Enfin ! Que chacun choisisse la voie qui lui convient. Enfin la géométrie par cartons peut plaire, mais dès qu’on arrive aux problèmes rigoureux de géométrie qui exigent beaucoup d’efforts de réflexion et de raisonnement, la plupart abandonnent par paresse, alors le plaisir dans l’effort constant de réflexion est immense, parce que la géométrie c’est l’art de raisonner juste sur des figures fausses. On ne se rend pas compte des profits que nous rapporte le fait de raisonner longtemps sur un problème difficile dont on finit par découvrir la solution. Aller à la recherche de solutions de problèmes, est un apprentissage difficile qui met à rude épreuve nos capacités de raisonnement mais combien exaltant, il devient presqu’un jeu dont on n’arrive plus à se départir tant le plaisir qu’il procure est immensément revigorant. Et lorsqu’on découvre les ficelles, on les manipule avec aisance et on est sur la voie du progrès.

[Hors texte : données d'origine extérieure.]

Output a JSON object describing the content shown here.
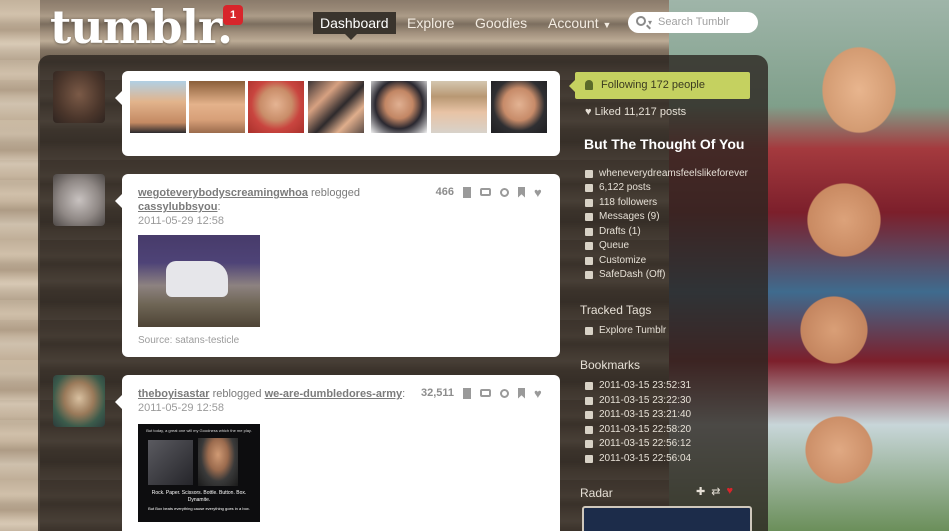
{
  "header": {
    "logo": "tumblr.",
    "notification_count": "1",
    "nav": [
      "Dashboard",
      "Explore",
      "Goodies",
      "Account"
    ],
    "search_placeholder": "Search Tumblr"
  },
  "posts": [
    {
      "user": "wegoteverybodyscreamingwhoa",
      "action": "reblogged",
      "source": "cassylubbsyou",
      "date": "2011-05-29 12:58",
      "notes": "466",
      "caption": "Source: satans-testicle"
    },
    {
      "user": "theboyisastar",
      "action": "reblogged",
      "source": "we-are-dumbledores-army",
      "date": "2011-05-29 12:58",
      "notes": "32,511",
      "image_text": [
        "But today, a great one will my Goodness which the me play.",
        "Rock. Paper. Scissors. Bottle. Button. Box. Dynamite.",
        "But Box beats everything cause everything goes in a box."
      ]
    }
  ],
  "sidebar": {
    "following": "Following 172 people",
    "liked": "Liked 11,217 posts",
    "blog_title": "But The Thought Of You",
    "blog_items": [
      "wheneverydreamsfeelslikeforever",
      "6,122 posts",
      "118 followers",
      "Messages (9)",
      "Drafts (1)",
      "Queue",
      "Customize",
      "SafeDash (Off)"
    ],
    "tracked_tags_title": "Tracked Tags",
    "explore_link": "Explore Tumblr",
    "bookmarks_title": "Bookmarks",
    "bookmarks": [
      "2011-03-15 23:52:31",
      "2011-03-15 23:22:30",
      "2011-03-15 23:21:40",
      "2011-03-15 22:58:20",
      "2011-03-15 22:56:12",
      "2011-03-15 22:56:04"
    ],
    "radar_title": "Radar"
  },
  "colors": {
    "accent_green": "#c5d160",
    "badge_red": "#d8252b"
  }
}
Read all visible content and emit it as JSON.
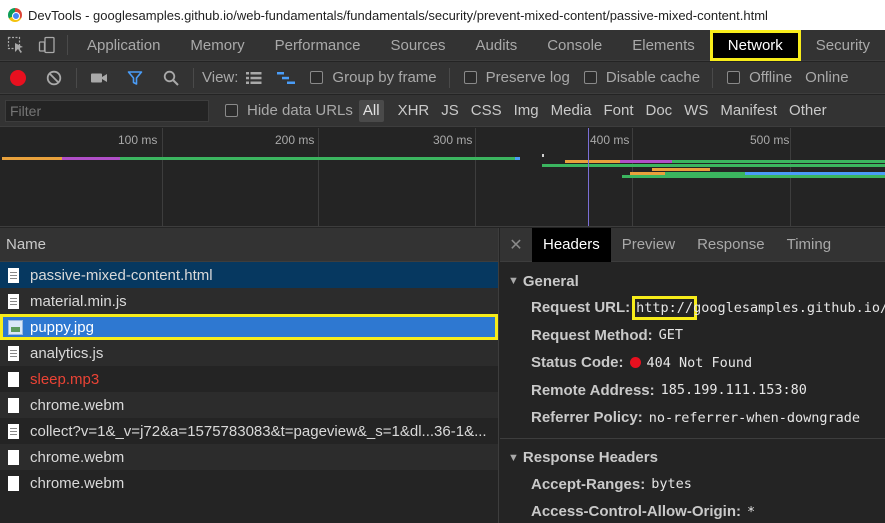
{
  "window": {
    "title": "DevTools - googlesamples.github.io/web-fundamentals/fundamentals/security/prevent-mixed-content/passive-mixed-content.html"
  },
  "tabs": [
    {
      "label": "Application"
    },
    {
      "label": "Memory"
    },
    {
      "label": "Performance"
    },
    {
      "label": "Sources"
    },
    {
      "label": "Audits"
    },
    {
      "label": "Console"
    },
    {
      "label": "Elements"
    },
    {
      "label": "Network",
      "active": true
    },
    {
      "label": "Security"
    }
  ],
  "toolbar": {
    "view_label": "View:",
    "group_by_frame": "Group by frame",
    "preserve_log": "Preserve log",
    "disable_cache": "Disable cache",
    "offline": "Offline",
    "online": "Online"
  },
  "filter": {
    "placeholder": "Filter",
    "hide_data_urls": "Hide data URLs",
    "types": [
      "All",
      "XHR",
      "JS",
      "CSS",
      "Img",
      "Media",
      "Font",
      "Doc",
      "WS",
      "Manifest",
      "Other"
    ]
  },
  "overview": {
    "ticks": [
      "100 ms",
      "200 ms",
      "300 ms",
      "400 ms",
      "500 ms"
    ]
  },
  "requests": {
    "header": "Name",
    "rows": [
      {
        "name": "passive-mixed-content.html",
        "icon": "document-icon",
        "state": "first"
      },
      {
        "name": "material.min.js",
        "icon": "script-icon",
        "state": "normal"
      },
      {
        "name": "puppy.jpg",
        "icon": "image-icon",
        "state": "selected"
      },
      {
        "name": "analytics.js",
        "icon": "script-icon",
        "state": "normal"
      },
      {
        "name": "sleep.mp3",
        "icon": "media-icon",
        "state": "failed"
      },
      {
        "name": "chrome.webm",
        "icon": "media-icon",
        "state": "normal"
      },
      {
        "name": "collect?v=1&_v=j72&a=1575783083&t=pageview&_s=1&dl...36-1&...",
        "icon": "document-icon",
        "state": "normal"
      },
      {
        "name": "chrome.webm",
        "icon": "media-icon",
        "state": "normal"
      },
      {
        "name": "chrome.webm",
        "icon": "media-icon",
        "state": "normal"
      }
    ]
  },
  "details": {
    "tabs": [
      "Headers",
      "Preview",
      "Response",
      "Timing"
    ],
    "general": {
      "title": "General",
      "request_url_label": "Request URL:",
      "request_url_scheme": "http://",
      "request_url_rest": "googlesamples.github.io/",
      "request_method_label": "Request Method:",
      "request_method": "GET",
      "status_code_label": "Status Code:",
      "status_code": "404 Not Found",
      "remote_address_label": "Remote Address:",
      "remote_address": "185.199.111.153:80",
      "referrer_policy_label": "Referrer Policy:",
      "referrer_policy": "no-referrer-when-downgrade"
    },
    "response_headers": {
      "title": "Response Headers",
      "accept_ranges_label": "Accept-Ranges:",
      "accept_ranges": "bytes",
      "acao_label": "Access-Control-Allow-Origin:",
      "acao": "*"
    }
  },
  "colors": {
    "highlight": "#f7ec1a",
    "selected_row": "#2e78d1",
    "error_red": "#ea4335",
    "record_red": "#e8101f"
  }
}
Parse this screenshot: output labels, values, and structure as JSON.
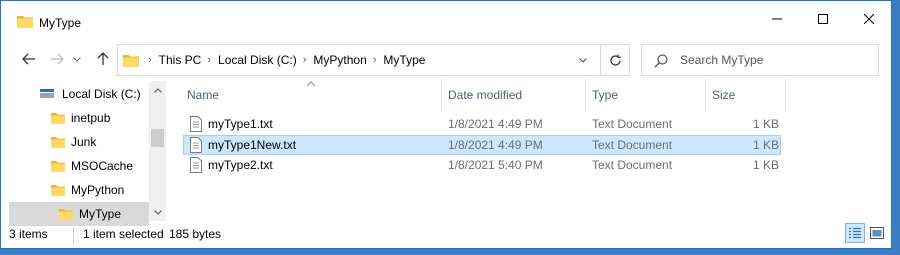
{
  "window": {
    "title": "MyType",
    "buttons": [
      "minimize-icon",
      "maximize-icon",
      "close-icon"
    ]
  },
  "nav": {
    "back": "arrow-left-icon",
    "forward": "arrow-right-icon",
    "recent": "chevron-down-icon",
    "up": "arrow-up-icon",
    "breadcrumbs": [
      "This PC",
      "Local Disk (C:)",
      "MyPython",
      "MyType"
    ],
    "refresh": "refresh-icon"
  },
  "search": {
    "placeholder": "Search MyType"
  },
  "tree": {
    "items": [
      {
        "label": "Local Disk (C:)",
        "icon": "drive-icon",
        "selected": false
      },
      {
        "label": "inetpub",
        "icon": "folder-icon",
        "selected": false
      },
      {
        "label": "Junk",
        "icon": "folder-icon",
        "selected": false
      },
      {
        "label": "MSOCache",
        "icon": "folder-icon",
        "selected": false
      },
      {
        "label": "MyPython",
        "icon": "folder-icon",
        "selected": false
      },
      {
        "label": "MyType",
        "icon": "folder-icon",
        "selected": true
      }
    ]
  },
  "columns": {
    "name": "Name",
    "date": "Date modified",
    "type": "Type",
    "size": "Size"
  },
  "files": [
    {
      "name": "myType1.txt",
      "date": "1/8/2021 4:49 PM",
      "type": "Text Document",
      "size": "1 KB",
      "selected": false
    },
    {
      "name": "myType1New.txt",
      "date": "1/8/2021 4:49 PM",
      "type": "Text Document",
      "size": "1 KB",
      "selected": true
    },
    {
      "name": "myType2.txt",
      "date": "1/8/2021 5:40 PM",
      "type": "Text Document",
      "size": "1 KB",
      "selected": false
    }
  ],
  "status": {
    "item_count": "3 items",
    "selection": "1 item selected",
    "selection_size": "185 bytes",
    "view_details": "details-view-icon",
    "view_large": "large-icons-view-icon"
  },
  "colors": {
    "accent": "#0078d7",
    "selection_bg": "#cce8ff",
    "selection_border": "#99d1ff",
    "folder": "#ffd866",
    "header_text": "#4c607a"
  }
}
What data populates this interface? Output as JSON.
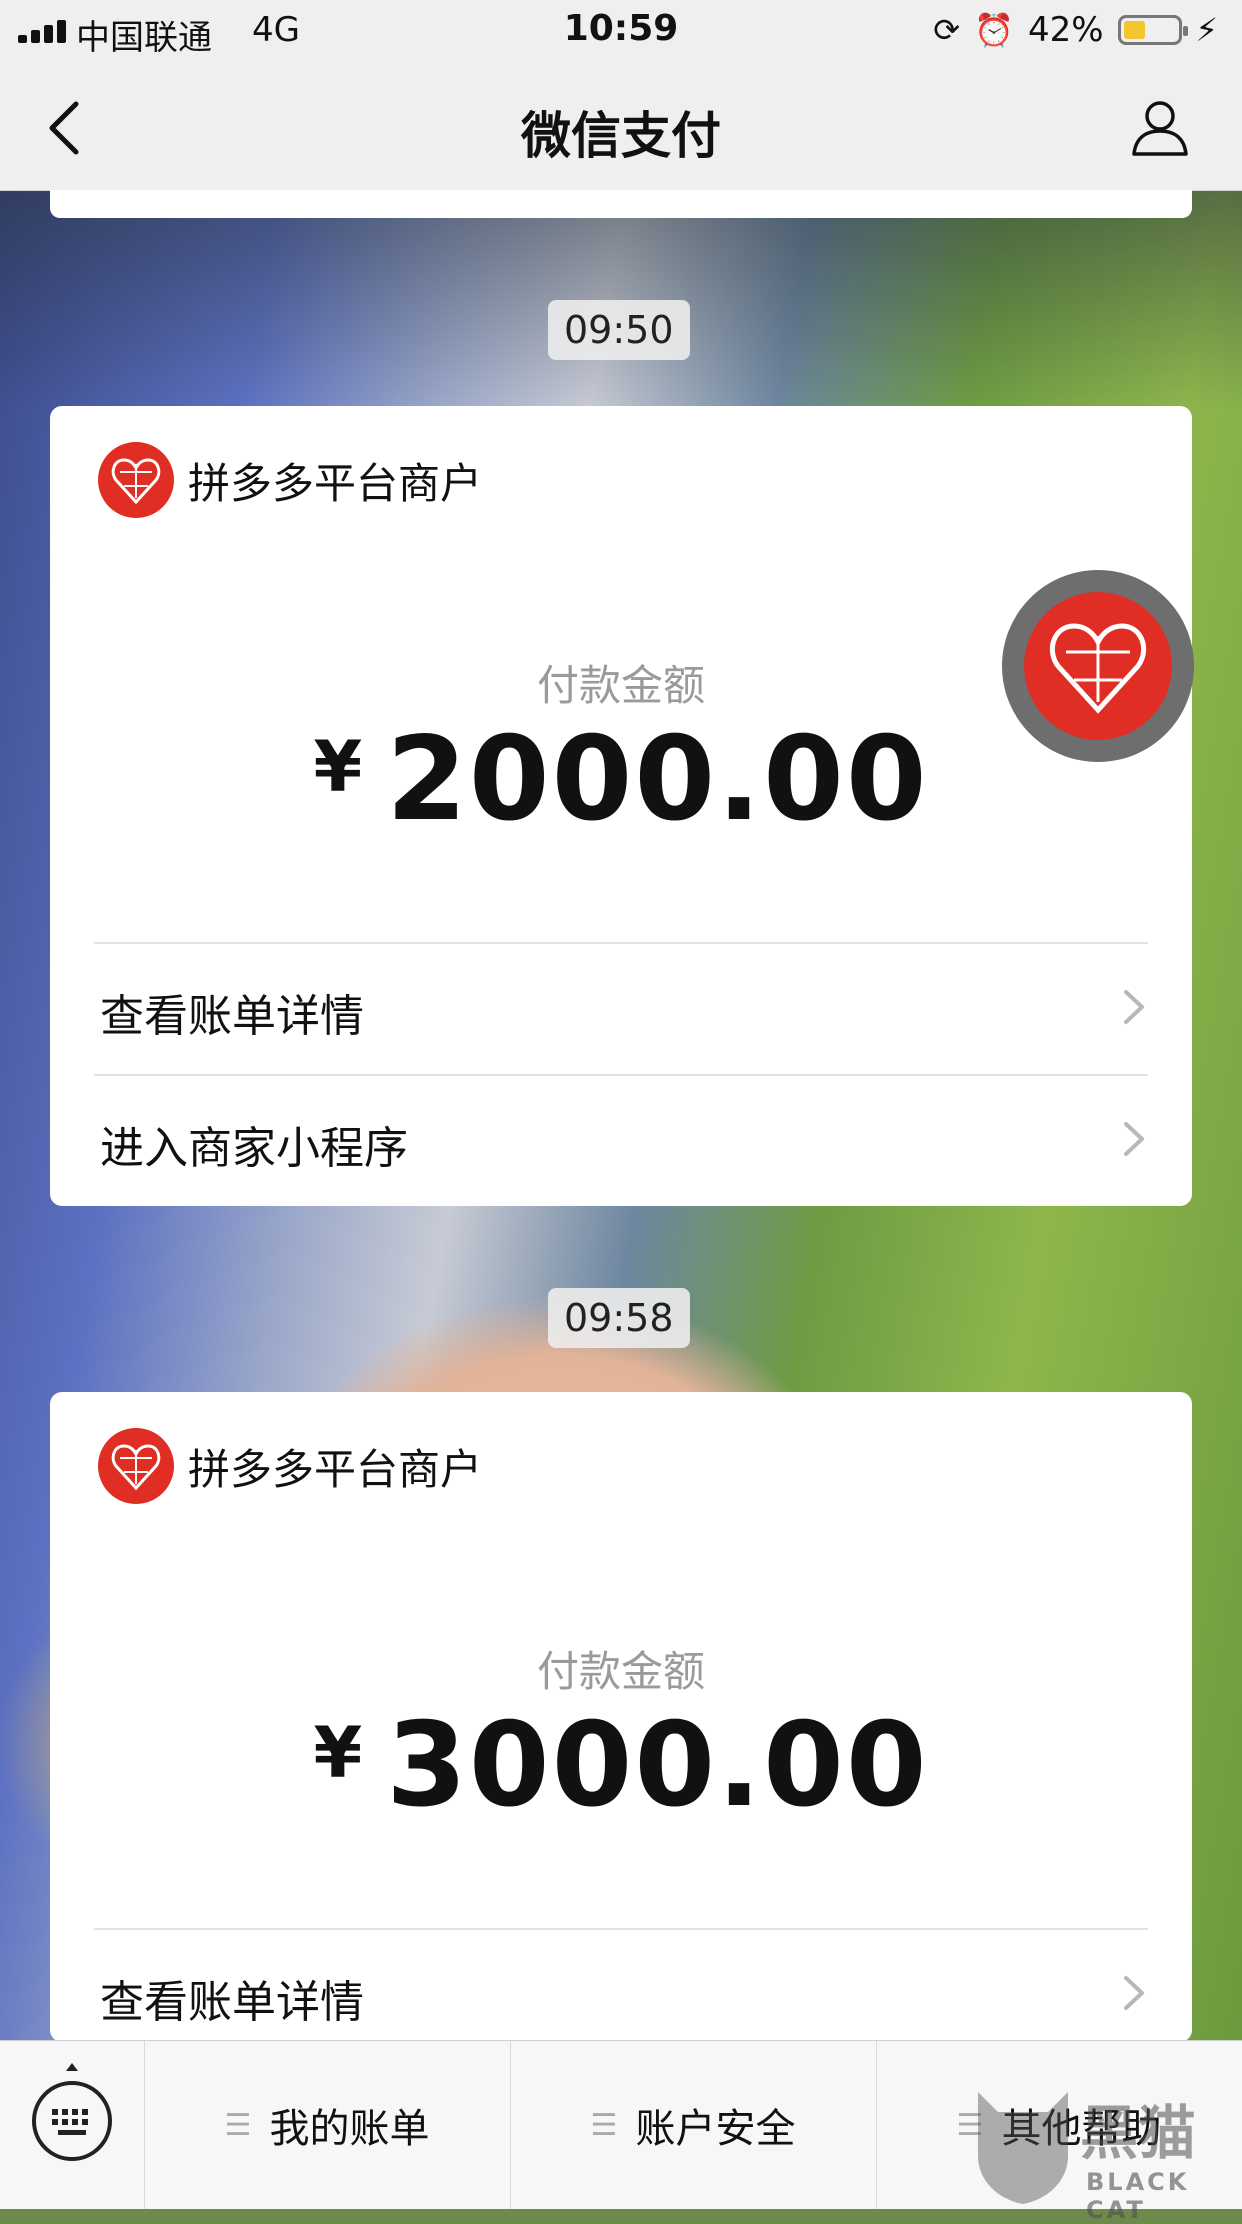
{
  "status_bar": {
    "carrier": "中国联通",
    "network": "4G",
    "time": "10:59",
    "battery_percent": "42%",
    "battery_level": 0.42
  },
  "nav": {
    "title": "微信支付"
  },
  "messages": [
    {
      "time": "09:50",
      "merchant": "拼多多平台商户",
      "amount_label": "付款金额",
      "currency": "¥",
      "amount": "2000.00",
      "rows": [
        "查看账单详情",
        "进入商家小程序"
      ]
    },
    {
      "time": "09:58",
      "merchant": "拼多多平台商户",
      "amount_label": "付款金额",
      "currency": "¥",
      "amount": "3000.00",
      "rows": [
        "查看账单详情"
      ]
    }
  ],
  "tabbar": {
    "tabs": [
      "我的账单",
      "账户安全",
      "其他帮助"
    ]
  },
  "watermark": {
    "cn": "黑猫",
    "en": "BLACK CAT"
  },
  "colors": {
    "brand_red": "#e02e24",
    "battery_yellow": "#f2c531"
  },
  "icons": {
    "back": "chevron-left-icon",
    "profile": "person-icon",
    "keyboard": "keyboard-icon",
    "merchant_logo": "pinduoduo-logo-icon"
  }
}
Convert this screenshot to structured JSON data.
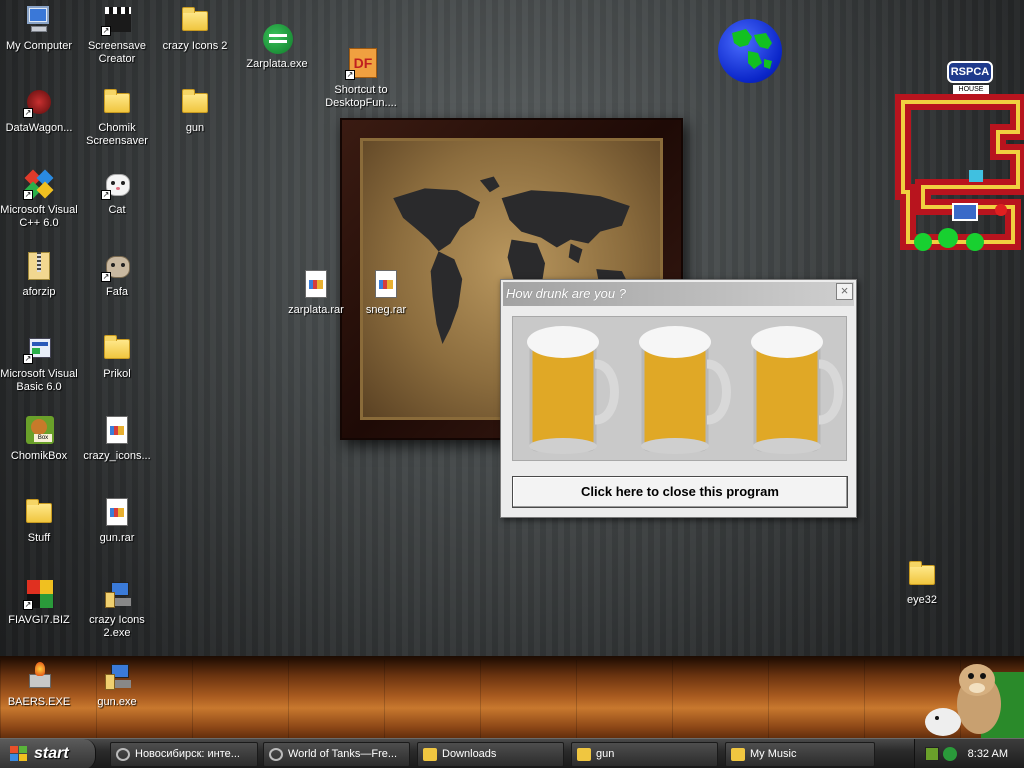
{
  "desktop_icons": [
    {
      "label": "My Computer"
    },
    {
      "label": "Screensave Creator"
    },
    {
      "label": "crazy Icons 2"
    },
    {
      "label": "Zarplata.exe"
    },
    {
      "label": "Shortcut to DesktopFun...."
    },
    {
      "label": "DataWagon..."
    },
    {
      "label": "Chomik Screensaver"
    },
    {
      "label": "gun"
    },
    {
      "label": "Microsoft Visual C++ 6.0"
    },
    {
      "label": "Cat"
    },
    {
      "label": "aforzip"
    },
    {
      "label": "Fafa"
    },
    {
      "label": "zarplata.rar"
    },
    {
      "label": "sneg.rar"
    },
    {
      "label": "Microsoft Visual Basic 6.0"
    },
    {
      "label": "Prikol"
    },
    {
      "label": "ChomikBox"
    },
    {
      "label": "crazy_icons..."
    },
    {
      "label": "Stuff"
    },
    {
      "label": "gun.rar"
    },
    {
      "label": "FIAVGI7.BIZ"
    },
    {
      "label": "crazy Icons 2.exe"
    },
    {
      "label": "BAERS.EXE"
    },
    {
      "label": "gun.exe"
    },
    {
      "label": "eye32"
    }
  ],
  "dialog": {
    "title": "How drunk are you ?",
    "close_glyph": "×",
    "close_program_label": "Click here to close this program"
  },
  "widgets": {
    "rspca_label": "RSPCA",
    "house_label": "HOUSE"
  },
  "taskbar": {
    "start_label": "start",
    "tasks": [
      {
        "label": "Новосибирск: инте..."
      },
      {
        "label": "World of Tanks—Fre..."
      },
      {
        "label": "Downloads"
      },
      {
        "label": "gun"
      },
      {
        "label": "My Music"
      }
    ],
    "clock": "8:32 AM"
  },
  "colors": {
    "dialog_title_start": "#a2a2a2",
    "dialog_title_end": "#cfcfcf",
    "taskbar": "#2b2b2b",
    "globe_ocean": "#0a25c8",
    "globe_land": "#12c021"
  }
}
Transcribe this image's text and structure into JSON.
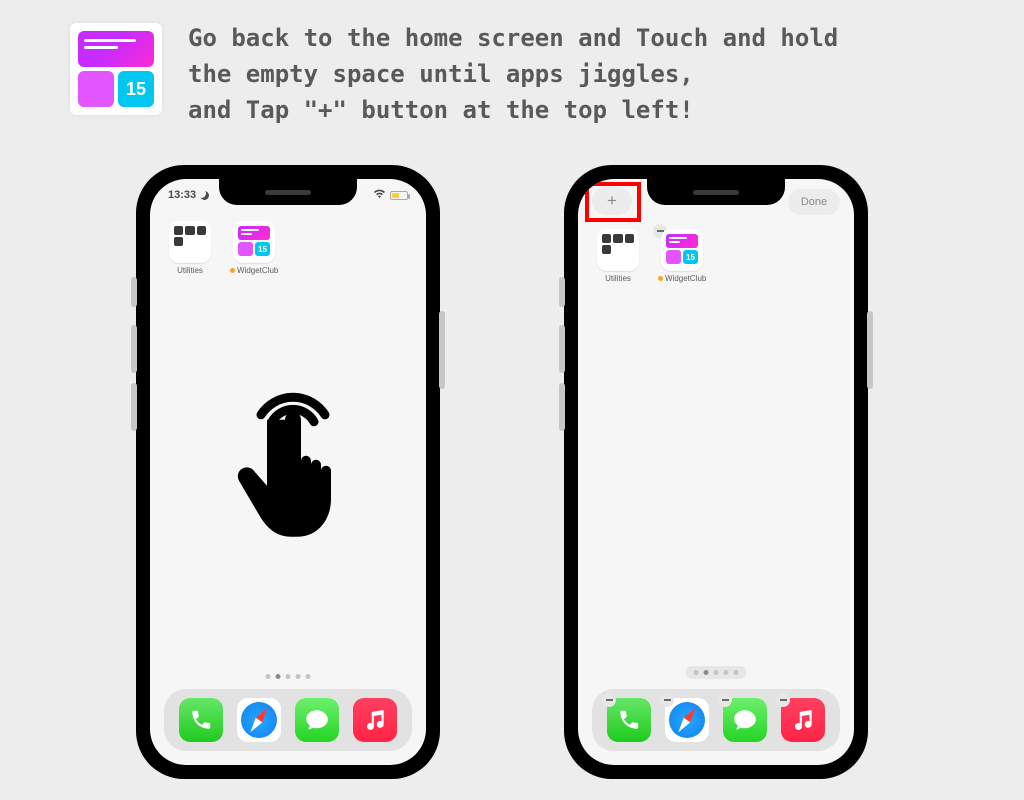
{
  "header": {
    "widget_number": "15",
    "instructions": "Go back to the home screen and Touch and hold\nthe empty space until apps jiggles,\nand Tap \"+\" button at the top left!"
  },
  "phone_left": {
    "time": "13:33",
    "apps": {
      "utilities_label": "Utilities",
      "widgetclub_label": "WidgetClub",
      "widgetclub_number": "15"
    },
    "page_count": 5,
    "active_page": 1
  },
  "phone_right": {
    "plus_label": "+",
    "done_label": "Done",
    "apps": {
      "utilities_label": "Utilities",
      "widgetclub_label": "WidgetClub",
      "widgetclub_number": "15"
    },
    "page_count": 5,
    "active_page": 1
  },
  "dock": {
    "items": [
      "Phone",
      "Safari",
      "Messages",
      "Music"
    ]
  },
  "highlight": {
    "plus_button": true
  }
}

Le langage des mathématiques et des mathématiciens est clair, simple d’accès facile pour tout le monde. On le découvre aisément à la lecture d’un roman écrit par un mathématicien. Beaucoup de mathématiciens sont devenus de très bons romanciers comme Tahar Djaout, Anouar Benmalek, Descartes et beaucoup d’autres qu’il est difficile de citer tant la liste est longue. On ne fait pas l’éloge des mathématiques, mais on essaie de faire comprendre le plaisir de l’effort de réflexion qu’elles exigent face à des problèmes et qui finit bénéfique à la longue. Bien des situations peuvent servir à illustrer le profit qu’on peut tirer de l’effort de réflexion. L’une d’elle est celle de la frivolité d’un enfant, dans son besoin de faire du bruit, mais qui a besoin de se sentir grandir par le travail, il passe du jeu au travail qui nécessite du sérieux face aux exercices qu’on lui demande de réaliser : besoin d’écoute attentive, discipline, efforts de réflexion qui débouche sur la compréhension.
En pédagogie, on dit qu’on ne doit jamais donner la noix épluchée à un enfant, parce que sa pensée s’engraisse comme une volaille et qu’il vaut mieux une pensée maigre qui chasse son gibier. Lorsqu’on l’oblige à éplucher lui-même la noix, c’est mieux pour lui car dans ce cas, il cherchera plus la voie de la facilité qui est la voie des plus grands paresseux qui trouve rebutant et difficile le décryptage d’un livre qui nécessite des efforts qui, prolongés finissent par procurer du plaisir.